Cook County Justice Advisory Council grant funds programming aimed at reducing recidivism among youth in Chicago’s Southeast Side.

(COOK COUNTY, IL) — Today, Cook County Board President Toni Preckwinkle joined Commissioners Bill Lowry and Stanley Moore, IL Senator Robert Peters and representatives from Lawrence Hall to announce a $200,000 grant through Cook County’s Justice Advisory Council (JAC) to support Lawrence Hall’s Recidivism Reduction work in Chicago’s Southeast side. 

The grant is a part of Cook County’s recent $1.5 million investment in community-based organizations addressing the root causes of violence in underserved communities in the county. 

“We know that the solution to community violence does not lie with police, or courts or jails. It lies in investing in our people and communities that need it most,” said President Preckwinkle. “Programs like Lawrence Hall’s Recidivism Reduction Program provide real solutions to those impacted by disinvestment and help break the cycles of violence and imprisonment that damage our communities.”

Lawrence Hall, a social service organization formed in 1865, has been working with youth and families in the South Shore neighborhood since 2015. The funding provided by the JAC directly supports young people ages 14-24 who have previous or current involvement with the criminal justice system. 

“By partnering with the Justice Advisory Council, we can help strengthen the communities our kids and families live in,” said Sean McGinnis, Chief Program Officer at Lawrence Hall. “Our new recidivism reduction program makes our streets safer and shows those with justice involvement a future they never before dreamed for themselves.”

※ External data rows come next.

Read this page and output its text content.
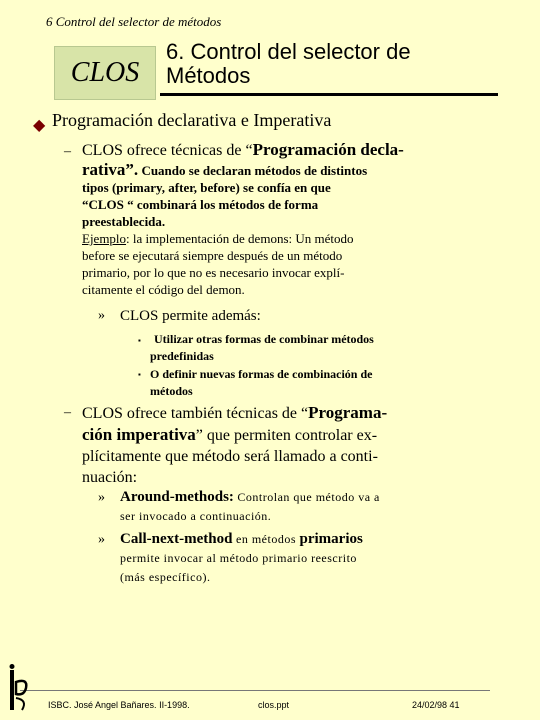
6 Control del selector de métodos
CLOS
6. Control del selector de
Métodos
◆ Programación declarativa e Imperativa
– CLOS ofrece técnicas de “Programación decla-
rativa”. Cuando se declaran métodos de distintos
tipos (primary, after, before) se confía en que
“CLOS “ combinará los métodos de forma
preestablecida.
Ejemplo: la implementación de demons: Un método
before se ejecutará siempre después de un método
primario, por lo que no es necesario invocar explí-
citamente el código del demon.
» CLOS permite además:
▪	Utilizar otras formas de combinar métodos
predefinidas
▪ O definir nuevas formas de combinación de
métodos
– CLOS ofrece también técnicas de “Programa-
ción imperativa” que permiten controlar ex-
plícitamente que método será llamado a conti-
nuación:
» Around-methods: Controlan que método va a
ser invocado a continuación.
» Call-next-method en métodos primarios
permite invocar al método primario reescrito
(más específico).
ISBC. José Angel Bañares. II-1998.	clos.ppt	24/02/98 41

Lawrence Hall takes a holistic approach to helping young people recognize and avoid high risk behaviors that lead to repeated incarceration. Program participants receive one-on-one case management, educational and employment support, as well as clinical services including individual and group therapy.

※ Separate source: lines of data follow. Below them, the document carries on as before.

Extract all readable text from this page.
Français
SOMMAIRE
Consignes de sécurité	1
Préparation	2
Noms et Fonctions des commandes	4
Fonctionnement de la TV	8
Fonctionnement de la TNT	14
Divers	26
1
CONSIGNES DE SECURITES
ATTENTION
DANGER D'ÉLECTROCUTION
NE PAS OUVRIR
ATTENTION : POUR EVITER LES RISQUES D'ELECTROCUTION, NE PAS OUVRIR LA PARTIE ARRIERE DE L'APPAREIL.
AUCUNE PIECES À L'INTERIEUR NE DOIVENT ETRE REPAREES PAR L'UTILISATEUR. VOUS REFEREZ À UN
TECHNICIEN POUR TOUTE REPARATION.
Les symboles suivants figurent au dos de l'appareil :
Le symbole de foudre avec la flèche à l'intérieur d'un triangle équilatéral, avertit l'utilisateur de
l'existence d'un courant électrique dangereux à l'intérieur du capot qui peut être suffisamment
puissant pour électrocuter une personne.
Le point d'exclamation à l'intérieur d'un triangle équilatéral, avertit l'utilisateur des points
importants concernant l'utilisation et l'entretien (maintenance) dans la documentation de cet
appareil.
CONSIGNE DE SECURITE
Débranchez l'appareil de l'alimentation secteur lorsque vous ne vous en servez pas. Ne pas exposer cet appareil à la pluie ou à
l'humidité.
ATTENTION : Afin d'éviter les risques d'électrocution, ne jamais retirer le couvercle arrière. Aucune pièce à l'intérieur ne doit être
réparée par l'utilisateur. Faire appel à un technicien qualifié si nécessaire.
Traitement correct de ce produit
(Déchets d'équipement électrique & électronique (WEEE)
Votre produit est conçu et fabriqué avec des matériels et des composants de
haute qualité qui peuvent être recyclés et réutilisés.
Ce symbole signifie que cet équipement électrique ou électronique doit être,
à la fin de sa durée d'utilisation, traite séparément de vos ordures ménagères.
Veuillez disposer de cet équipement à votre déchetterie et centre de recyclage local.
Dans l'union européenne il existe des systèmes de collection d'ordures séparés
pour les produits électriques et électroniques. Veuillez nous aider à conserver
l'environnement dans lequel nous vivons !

“We cannot talk about our pain or goals when we fear for our life,” said Program Case Manager, Aaron Brown. “I want to get kids from the neighborhood to a place where they can feel safe, where they do not have to be tough but can be vulnerable and honest. Only then can we help them chart a more positive path in life.”

"We know that the violence plaguing our neighborhoods is a symptom of a much larger problem: a profound lack of community resources, which leaves few viable options for our youth to thrive," said Cook County Commissioner Bill Lowry - 3rd District. "Organizations like Lawrence Hall are vital solutions to this problem, and I commend them for their work to reduce recidivism and reintegrate our neighbors back into society."

The $1.5 million in grants awarded to community organizations this summer is a starting point in a targeted investment strategy from Cook County. The Cook County Equity Fund and other investments will bring an additional $120 million dollars to the county over the next two years to build wealth and provide opportunities in communities most impacted by disinvestment and the criminal justice system. The overarching goal is to build stable and thriving communities throughout Cook County.

The funding is being stewarded by the Equity Fund Taskforce, a diverse 50 member group of stakeholders from local government agencies, non-profit organizations, and educational institutions. The group is charged with reimagining how we think about public safety in Cook County.